In sarcoïdose (synoniemen: goedaardige Schaumann-lymfogranulomatose; ziekte van Besnier-Boeck-Schaumann; syndroom van Besnier-Boeck-Schaumann; syndroom van Besnier-Tennesson; Bilaterale hilarische lymfoom syndroom [Löfgren-syndroom]; Boeck-botziekte; Boeck lupoïde; Boeck sarcoïde; Darier-Roussy sarcoïde; vroeg begin sarcoïdose (EOS); Ziekte van Heerfordt; Ziekte van Heerfordt-Mylius; Heerfordt-Mylius-syndroom; Heerfordt-syndroom; Hutchinson-Boeck-granulomatose; Ziekte van Hutchinson-Boeck; Löfgren-syndroom; longziekte geassocieerd met sarcoïdose; lupus pernio; lymphogranulomatosis benigna; miliarlupoid Boeck; Ziekte van Möller-Boeck; Ziekte van Besnier-Boeck-Schaumann; Ziekte van Besnier-Boeck-Schaumann, lymphogranulomatosis benigna; Ziekte van Boeck; Schaumann-ziekte; Ziekte van Schaumann-Besnier; neurosarcoïdose; ICD-10 D86. -) is een granulomateuze ontsteking. De belangrijkste manifestatiesites zijn de weefselvocht knooppunten van de longen en de long parenchym, die bijna altijd worden aangetast (tot 95% van de gevallen). Bovendien is de huid en ogen.
Acuut sarcoïdose (Löfgren-syndroom ongeveer 10% van de gevallen) kunnen worden onderscheiden van chronische sarcoïdose. Te onderscheiden van beide vormen is Early Onset Sarcoidosis (EOS), die optreedt vóór de leeftijd van vijf.
Volgens de ICD-10 kunnen de volgende vormen van sarcoïdose worden onderscheiden:
- Sarcoïdose van de long (D86.0).
- Sarcoïdose van weefselvocht knooppunten (D86.1)
- Sarcoïdose van de long met sarcoïdose van de weefselvocht knooppunten (D86.2)
- Sarcoïdose van de huid (D86.3)
- Sarcoïdose van andere en gecombineerde lokalisaties (D86.8)
- Iridocyclitis (H22.1 *) - gecombineerde ontsteking van de iris (iritis) en het corpus ciliare (cyclitis)
- Febris uveoparotidea (Herrfordt-syndroom) - chronisch ontsteking van de oorspeekselklier en traanklier.
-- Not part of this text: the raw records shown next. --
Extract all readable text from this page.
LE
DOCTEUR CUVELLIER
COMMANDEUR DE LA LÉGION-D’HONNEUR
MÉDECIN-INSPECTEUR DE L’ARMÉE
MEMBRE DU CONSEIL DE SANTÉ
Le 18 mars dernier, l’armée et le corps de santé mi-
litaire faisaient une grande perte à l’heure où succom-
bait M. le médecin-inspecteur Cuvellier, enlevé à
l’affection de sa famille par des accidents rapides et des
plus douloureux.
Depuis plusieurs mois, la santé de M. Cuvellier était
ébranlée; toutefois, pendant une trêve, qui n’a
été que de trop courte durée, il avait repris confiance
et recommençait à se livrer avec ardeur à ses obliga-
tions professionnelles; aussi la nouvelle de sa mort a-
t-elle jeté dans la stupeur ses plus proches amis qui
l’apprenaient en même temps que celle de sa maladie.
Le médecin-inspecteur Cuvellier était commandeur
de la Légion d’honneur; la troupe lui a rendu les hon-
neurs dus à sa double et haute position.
- Meervoudige hersenzenuwverlamming (G53.2 *).
- Sarcoïde: artropathie / gewrichtsziekte (M14.8 *), myocardiet/hart- spierontsteking (I41.8 *), myositis/spierontsteking (M63.3 *)
- Sarcoïdose, niet gespecificeerd (D86.9).
Andere vormen van sarcoïdose:
- Heerfordt-syndroom: symptoomcomplex van golvend (golvend) koorts, iridocyclitis, parotitis, en verlamming van de aangezichtszenuw (gezichtsverlamming).
- Ziekte van jongere: bot-sarcoïdose, met hypercalciëmie (overmaat calcium) en ostitis cystoides multiplex (botten die vesiculair getransformeerd zijn).
Geslachtsverhouding: acute sarcoïdose treft voornamelijk jonge vrouwen.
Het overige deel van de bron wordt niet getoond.